Der Wunsch, wieder mit dieser Kraft in Verbindung zu kommen, von ihr
erneut erfüllt zu werden, die innere Urkraft erneut zu spüren und durchdrungen
von ihr festen Blickes unser Leben auf eine neue Spur zu bringen und zu
meistern, wird immer stärker. Wo liegt unsere tiefste Leidenschaft, die diese
Kraft nähren kann? Was ist unsere Vision für dieses Leben?
Unser Leben, unsere Biografie hat uns zu dieser Schwelle geführt – nun
ist es an uns, diese Schwelle mitsamt unserer Verzweiflung, unserem Gefühl der
Sinnlosigkeit oder unseren Versagensängsten zu überschreiten, um dieses Paket
aus negativen Emotionen im Lichte der wahrhaftigen Begegnung mit uns selbst zu
betrachten, zu verwandeln (oder besser: es verwandeln zu lassen!) und neu in
unser Leben hinauszuschreiten. Es steht ein wichtiger Übergang an, der von
Naturvölkern seit jeher rituell begleitet wird – eine Würdigung von
Schwellenerfahrungen, die in unserer westlichen Gesellschaft leider oft fehlt.
„Gehe in die Wildnis, segne dich selbst und erfahre, was getan werden
muss“ – dieser Satz steht am Beginn einer jeden Visionssuche und beschreibt
Anfang, Mitte und Ziel dieses initiatorischen Weges. Ein Weg, der drei Stufen
durchläuft, von denen die erste die Trennung darstellt. Zu gegebener Zeit lösen
wir uns symbolisch von allen alten Bezügen und Kontakten, von allen Ansprüchen,
die andere an uns stellen, von allen Ansprüchen, die wir an uns selbst stellen.

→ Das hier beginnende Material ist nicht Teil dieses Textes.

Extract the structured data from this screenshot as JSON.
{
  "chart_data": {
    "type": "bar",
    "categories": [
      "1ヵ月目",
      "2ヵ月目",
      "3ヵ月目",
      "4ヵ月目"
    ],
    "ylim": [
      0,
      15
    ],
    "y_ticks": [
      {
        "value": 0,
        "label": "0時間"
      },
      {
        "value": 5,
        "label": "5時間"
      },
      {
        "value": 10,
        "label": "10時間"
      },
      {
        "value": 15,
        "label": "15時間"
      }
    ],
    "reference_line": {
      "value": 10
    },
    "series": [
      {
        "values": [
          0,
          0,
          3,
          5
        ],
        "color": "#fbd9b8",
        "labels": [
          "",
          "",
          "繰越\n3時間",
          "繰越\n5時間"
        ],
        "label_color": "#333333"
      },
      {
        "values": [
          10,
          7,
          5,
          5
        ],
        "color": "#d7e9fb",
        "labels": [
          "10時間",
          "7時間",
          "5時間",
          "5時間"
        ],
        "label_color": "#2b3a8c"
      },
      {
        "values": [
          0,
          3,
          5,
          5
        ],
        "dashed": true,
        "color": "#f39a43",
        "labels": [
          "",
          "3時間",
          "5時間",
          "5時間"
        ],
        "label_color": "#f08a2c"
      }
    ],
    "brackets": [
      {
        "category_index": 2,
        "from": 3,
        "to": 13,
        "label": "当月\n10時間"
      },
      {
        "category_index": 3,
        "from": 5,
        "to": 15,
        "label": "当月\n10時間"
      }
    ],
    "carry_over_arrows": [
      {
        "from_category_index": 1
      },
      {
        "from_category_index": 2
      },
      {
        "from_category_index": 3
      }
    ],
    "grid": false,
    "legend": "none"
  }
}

Wir errichten einen persönlichen Altar und erklären unsere Absicht. Warum
wollen wir an einem Übergangsritual teilnehmen? Was wollen wir für unser Leben
erreichen?
Eine Schwitzhüttenzeremonie klärt unseren Geist. Dann erwartet uns der
Beginn der Reise, die Medizinwanderung in der Wildnis, die unsere Sinne und
unsere Seele öffnet. Die Wildnis empfängt uns, schenkt uns das Gefühl der
bedingungslosen Zugehörigkeit, wirft uns auf uns selbst zurück und stellt uns
die eine Frage, die uns zu unserer größten Weisheit führen kann: Was ist
wirklich wesentlich in meinem Leben?
Die zweite Stufe – die Schwelle – beginnt mit dem Überschreiten
derselbigen. Wir gehen hinaus in den Bereich des wirklichen Übergangs: allein
verlassen wir die Gruppe der anderen Visionssuchenden, ohne Nahrung, nur mit
dem Nötigsten versorgt, verbringen wir vier Tage fastend in der Wildnis. Tag
und Nacht sind wir auf unserem Platz, wir frieren, werden von der Sonne verbrannt
und hungern, während die Natur zu uns spricht. Wolken geben uns Antwort, der
Wind in den Bäumen wispert uns etwas zu, Tiere erscheinen, unsere Gedanken
werden klarer und der innere Ursprung unseres Schmerzes wird uns bewusster.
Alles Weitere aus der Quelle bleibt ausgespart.